Fuzzy search accuracy for commonly misspelled drug names using sphinx and solr with different stemmers
A little background:
We are about to add full text searching to our rails project, and we thought we would take a look a few different solutions for search. We have been using solr on an older project and were fairly happy with the results, just a little disappointed in the indexing speed. Also, solr plugins for rails seem to be a little fragmented at this point. acts_as_solr has no real home other than github where you have to play “pick a fork”. There are a few other libraries for solr (eg. Sunspot) in rails but none of them seem to be mature or very active.

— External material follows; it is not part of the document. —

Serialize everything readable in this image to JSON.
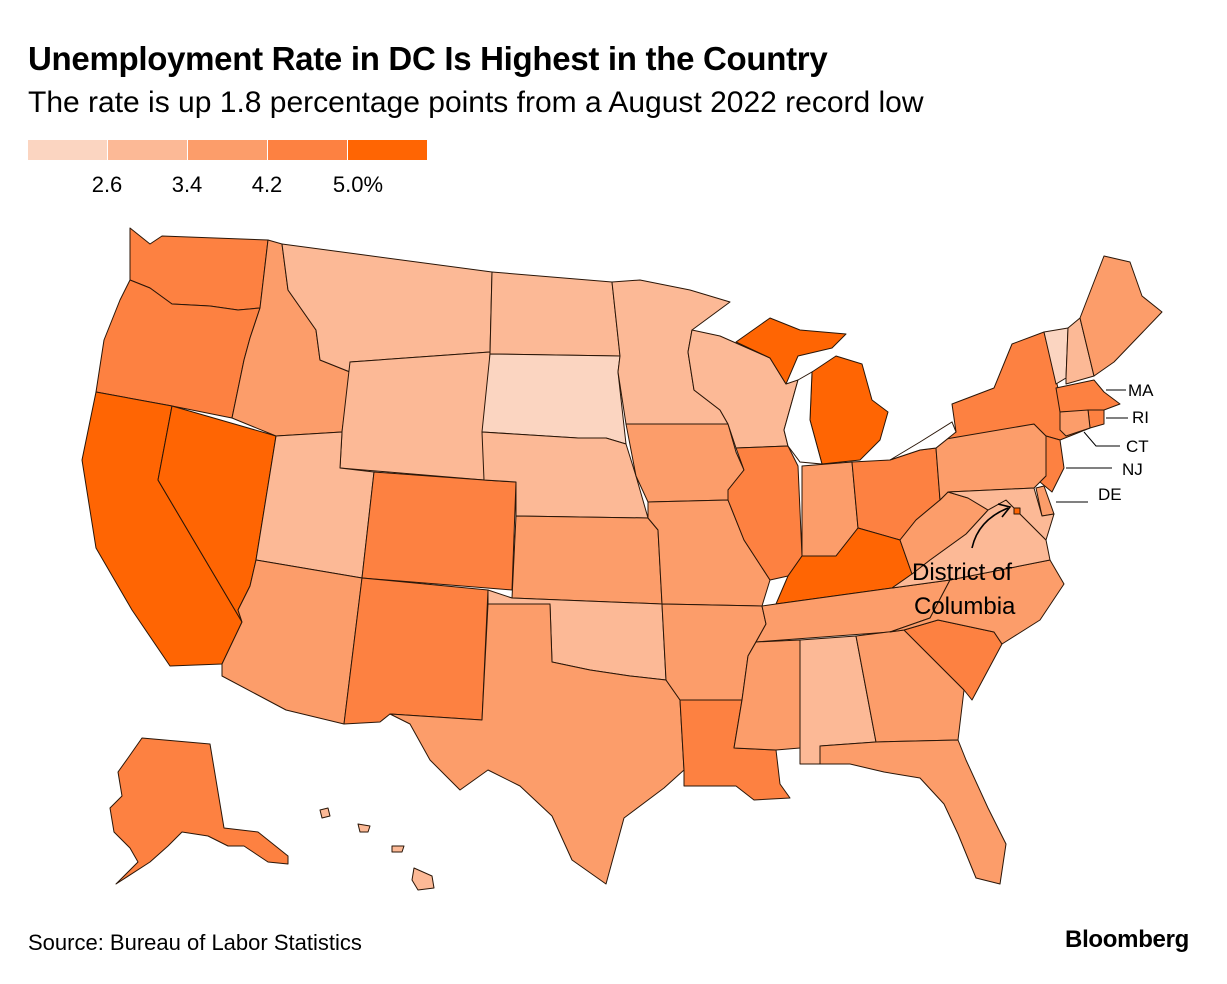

We decided to try sphinx with the thinking_sphinx plugin. Our first impressions seemed to be very good. Extremely fast indexing, nice support for indexing associated models, and all around very easy to work with as a developer. But….
We are mostly searching non-English words (eg. last names). While using sphinx for a little while, we began to “feel” the search results were not as good as they had been in solr. With search results and open source search tools, your results basically boil down to what stemmer (algorithm) the tools are using to find the relevant results.
In order to get a quantifiable “score” for search results, I decided to write a little test script that would test the different configurations against a known set of drug names and there common misspellings found here. The script indexed the properly spelled drug names and then searched using the misspelled name. If the result was found in the top 10 results it was considered a match.
Above are the results using different stemmers (sphinx calls this “morphology” options) Solr obviously had the best results.
Solr uses the Levenshtein distance by default if you use the “~” fuzzy search operator. Unfortunately, sphinx does not have the option to use the Levenshtein distance, just soundex, metaphone among others.
So for now we have decided to move back to Solr and most likely a fork of acts_as_solr. Any other options out there for rails and solr?